Network Delay Time medium

Problem Statement

You are given a network of n nodes, labeled from 1 to n. You are also given times, a list of travel times as directed edges (u, v, w), where u is the source node, v is the target node, and w is the time it takes for a signal to travel from source to target.

Now, we send a signal from a certain node k. Your task is to find the minimum time it takes for all the n nodes to receive the signal. If it is impossible, return -1.

Example 1

Input: times = [[2,1,1],[2,3,1],[3,4,1]], n = 4, k = 2 Output: 2

Explanation: The graph looks like this:

2 --> 1 (1 unit time)
2 --> 3 (1 unit time)
3 --> 4 (1 unit time)

The minimum time to reach all nodes from node 2 is 2 (2->3->4).

Example 2

Input: times = [[1,2,1]], n = 2, k = 1 Output: 1

Explanation: The graph looks like this:

1 --> 2 (1 unit time)

The minimum time to reach all nodes from node 1 is 1.

Steps

  1. Represent the graph: Use an adjacency list to represent the directed graph. The adjacency list will store the destination nodes and the weights of the edges for each source node.

  2. Dijkstra's Algorithm: Use Dijkstra's algorithm to find the shortest path from the starting node k to all other nodes. Dijkstra's is ideal because it efficiently finds the shortest paths in a graph with non-negative edge weights.

  3. Distance Array: Initialize a distance array dist of size n+1 (to account for 1-based indexing) with INT_MAX for all nodes except the starting node k, which is initialized to 0.

  4. Min Heap (Priority Queue): Use a min-heap (priority queue) to efficiently retrieve the node with the smallest distance.

  5. Iteration: Iterate until the min-heap is empty. In each iteration:

    • Extract the node u with the smallest distance from the min-heap.
    • Iterate through its neighbors.
    • If a shorter path to a neighbor v is found ( dist[u] + weight < dist[v]), update dist[v] and add v to the min-heap.
  6. Maximum Distance: After Dijkstra's algorithm completes, find the maximum distance among all nodes. This represents the time it takes to reach the furthest node.

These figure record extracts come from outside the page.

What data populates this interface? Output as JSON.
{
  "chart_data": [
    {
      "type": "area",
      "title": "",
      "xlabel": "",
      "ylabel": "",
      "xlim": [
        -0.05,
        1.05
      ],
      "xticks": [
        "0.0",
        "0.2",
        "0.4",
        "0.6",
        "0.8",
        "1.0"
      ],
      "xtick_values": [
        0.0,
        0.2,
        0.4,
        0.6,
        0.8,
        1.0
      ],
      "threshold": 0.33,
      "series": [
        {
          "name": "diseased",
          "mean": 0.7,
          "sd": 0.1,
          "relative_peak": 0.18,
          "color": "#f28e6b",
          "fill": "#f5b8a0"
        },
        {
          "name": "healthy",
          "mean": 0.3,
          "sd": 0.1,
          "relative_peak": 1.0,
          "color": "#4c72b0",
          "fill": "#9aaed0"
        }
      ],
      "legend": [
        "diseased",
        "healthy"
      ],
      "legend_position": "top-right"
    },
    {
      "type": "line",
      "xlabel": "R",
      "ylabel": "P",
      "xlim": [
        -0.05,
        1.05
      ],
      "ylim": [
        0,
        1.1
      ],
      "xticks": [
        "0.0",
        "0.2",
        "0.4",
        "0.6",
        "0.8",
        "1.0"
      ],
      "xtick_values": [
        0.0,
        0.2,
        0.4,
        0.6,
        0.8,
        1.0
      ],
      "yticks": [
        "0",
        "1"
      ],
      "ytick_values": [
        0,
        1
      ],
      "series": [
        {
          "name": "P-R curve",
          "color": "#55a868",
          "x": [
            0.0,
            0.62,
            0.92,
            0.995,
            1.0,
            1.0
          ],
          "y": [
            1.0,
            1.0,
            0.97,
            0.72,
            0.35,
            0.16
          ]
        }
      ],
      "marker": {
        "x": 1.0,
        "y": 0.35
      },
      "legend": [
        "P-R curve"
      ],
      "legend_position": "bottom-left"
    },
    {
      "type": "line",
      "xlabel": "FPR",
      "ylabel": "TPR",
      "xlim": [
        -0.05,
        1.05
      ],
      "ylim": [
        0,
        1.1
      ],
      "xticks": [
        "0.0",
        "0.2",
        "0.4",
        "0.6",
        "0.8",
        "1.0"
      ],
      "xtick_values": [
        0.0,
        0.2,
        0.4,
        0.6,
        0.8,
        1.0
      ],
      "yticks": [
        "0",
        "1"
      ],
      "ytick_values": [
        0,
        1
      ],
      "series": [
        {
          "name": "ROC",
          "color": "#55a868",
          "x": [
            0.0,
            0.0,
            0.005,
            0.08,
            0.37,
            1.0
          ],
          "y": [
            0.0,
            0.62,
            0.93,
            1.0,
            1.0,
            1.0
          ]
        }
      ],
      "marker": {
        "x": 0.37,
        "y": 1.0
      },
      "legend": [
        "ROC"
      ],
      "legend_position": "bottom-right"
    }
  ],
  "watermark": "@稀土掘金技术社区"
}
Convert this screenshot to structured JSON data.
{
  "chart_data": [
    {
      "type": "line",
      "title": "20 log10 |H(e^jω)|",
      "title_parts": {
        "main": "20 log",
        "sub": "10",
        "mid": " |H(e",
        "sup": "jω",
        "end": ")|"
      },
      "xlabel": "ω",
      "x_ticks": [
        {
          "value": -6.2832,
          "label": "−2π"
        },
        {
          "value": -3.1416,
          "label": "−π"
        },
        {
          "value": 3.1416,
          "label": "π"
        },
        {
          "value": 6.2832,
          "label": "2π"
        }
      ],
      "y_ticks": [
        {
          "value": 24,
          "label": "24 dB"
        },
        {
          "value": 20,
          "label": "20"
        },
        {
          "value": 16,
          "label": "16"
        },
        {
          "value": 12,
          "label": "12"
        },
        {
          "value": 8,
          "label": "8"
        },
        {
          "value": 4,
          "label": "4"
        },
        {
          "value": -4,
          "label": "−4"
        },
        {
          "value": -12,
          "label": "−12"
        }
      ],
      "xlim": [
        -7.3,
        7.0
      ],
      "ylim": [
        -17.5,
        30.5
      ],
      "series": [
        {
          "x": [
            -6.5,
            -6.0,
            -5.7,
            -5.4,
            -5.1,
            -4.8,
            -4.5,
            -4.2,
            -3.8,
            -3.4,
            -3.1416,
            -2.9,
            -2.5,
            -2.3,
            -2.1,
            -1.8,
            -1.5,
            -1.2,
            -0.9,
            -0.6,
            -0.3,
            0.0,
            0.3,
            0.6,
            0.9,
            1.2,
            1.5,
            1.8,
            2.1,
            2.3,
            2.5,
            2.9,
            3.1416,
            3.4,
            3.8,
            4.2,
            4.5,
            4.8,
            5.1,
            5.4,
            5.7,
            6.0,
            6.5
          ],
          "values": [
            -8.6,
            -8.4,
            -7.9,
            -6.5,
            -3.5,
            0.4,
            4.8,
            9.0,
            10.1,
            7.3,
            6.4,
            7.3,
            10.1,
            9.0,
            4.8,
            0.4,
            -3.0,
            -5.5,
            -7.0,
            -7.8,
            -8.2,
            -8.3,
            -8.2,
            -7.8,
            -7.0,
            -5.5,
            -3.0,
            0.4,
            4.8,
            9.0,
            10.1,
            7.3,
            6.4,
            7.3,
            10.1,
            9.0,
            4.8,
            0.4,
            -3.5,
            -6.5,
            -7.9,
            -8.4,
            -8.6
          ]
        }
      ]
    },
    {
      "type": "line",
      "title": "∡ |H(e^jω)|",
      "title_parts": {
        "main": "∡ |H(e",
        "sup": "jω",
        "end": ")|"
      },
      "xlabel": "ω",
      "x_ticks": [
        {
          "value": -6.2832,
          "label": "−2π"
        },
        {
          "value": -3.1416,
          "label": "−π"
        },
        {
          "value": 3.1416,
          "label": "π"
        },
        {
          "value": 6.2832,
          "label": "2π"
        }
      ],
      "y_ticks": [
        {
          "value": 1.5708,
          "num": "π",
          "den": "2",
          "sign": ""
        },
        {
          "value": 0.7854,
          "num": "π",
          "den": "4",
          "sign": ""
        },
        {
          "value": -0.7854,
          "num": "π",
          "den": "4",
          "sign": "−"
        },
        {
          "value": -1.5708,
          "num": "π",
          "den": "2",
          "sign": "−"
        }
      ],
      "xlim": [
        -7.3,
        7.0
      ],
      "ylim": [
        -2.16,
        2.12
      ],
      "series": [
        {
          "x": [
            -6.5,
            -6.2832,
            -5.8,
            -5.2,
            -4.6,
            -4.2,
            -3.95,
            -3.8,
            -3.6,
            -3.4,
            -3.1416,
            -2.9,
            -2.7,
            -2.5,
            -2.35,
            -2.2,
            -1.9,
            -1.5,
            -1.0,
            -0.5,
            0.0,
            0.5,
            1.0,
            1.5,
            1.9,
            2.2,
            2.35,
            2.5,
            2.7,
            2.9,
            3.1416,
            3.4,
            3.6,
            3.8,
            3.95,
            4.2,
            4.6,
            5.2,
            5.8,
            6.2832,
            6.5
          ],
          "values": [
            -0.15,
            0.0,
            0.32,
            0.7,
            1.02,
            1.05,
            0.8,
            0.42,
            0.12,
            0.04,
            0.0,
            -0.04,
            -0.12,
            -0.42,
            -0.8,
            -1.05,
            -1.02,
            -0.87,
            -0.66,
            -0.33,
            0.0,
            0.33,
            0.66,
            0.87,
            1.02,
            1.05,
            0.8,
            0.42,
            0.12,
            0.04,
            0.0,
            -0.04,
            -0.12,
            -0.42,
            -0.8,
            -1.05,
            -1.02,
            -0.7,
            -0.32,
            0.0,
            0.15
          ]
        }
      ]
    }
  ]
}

  7. Check for Unreachable Nodes: If any node's distance remains INT_MAX after the algorithm, it means it's unreachable from k, and we return -1.

Explanation

Dijkstra's algorithm systematically explores the graph, always choosing the node with the shortest known distance from the source. The min-heap ensures that we efficiently select the next node to explore. The algorithm guarantees finding the shortest paths from the source node to all other reachable nodes.

Code

#include <iostream>
#include <vector>
#include <limits> // for numeric_limits
#include <queue>

using namespace std;

int networkDelayTime(vector<vector<int>>& times, int n, int k) {
    // Adjacency list representation of the graph
    vector<vector<pair<int, int>>> graph(n + 1);
    for (const auto& time : times) {
        graph[time[0]].push_back({time[1], time[2]});
    }

    // Initialize distances to infinity except for the starting node
    vector<int> dist(n + 1, numeric_limits<int>::max());
    dist[k] = 0;

    // Min-heap (priority queue)
    priority_queue<pair<int, int>, vector<pair<int, int>>, greater<pair<int, int>>> pq;
    pq.push({0, k});

    while (!pq.empty()) {
        int d = pq.top().first;
        int u = pq.top().second;
        pq.pop();

        // If the current distance is greater than the stored distance, skip
        if (d > dist[u]) continue;

        // Explore neighbors
        for (const auto& edge : graph[u]) {
            int v = edge.first;
            int weight = edge.second;
            if (dist[u] + weight < dist[v]) {
                dist[v] = dist[u] + weight;
                pq.push({dist[v], v});
            }
        }
    }

    // Find the maximum distance and check for unreachable nodes
    int maxDist = 0;
    for (int i = 1; i <= n; ++i) {
        if (dist[i] == numeric_limits<int>::max()) return -1; // Unreachable node
        maxDist = max(maxDist, dist[i]);
    }

    return maxDist;
}

int main() {
    vector<vector<int>> times1 = {{2, 1, 1}, {2, 3, 1}, {3, 4, 1}};
    int n1 = 4, k1 = 2;
    cout << "Example 1: " << networkDelayTime(times1, n1, k1) << endl; // Output: 2

    vector<vector<int>> times2 = {{1, 2, 1}};
    int n2 = 2, k2 = 1;
    cout << "Example 2: " << networkDelayTime(times2, n2, k2) << endl; // Output: 1

    return 0;
}

Complexity

  • Time Complexity: O(E log V), where E is the number of edges and V is the number of vertices (nodes). This is dominated by Dijkstra's algorithm using a min-heap.
  • Space Complexity: O(V + E) due to the adjacency list and the distance array. The priority queue also takes space proportional to the number of edges in the worst case.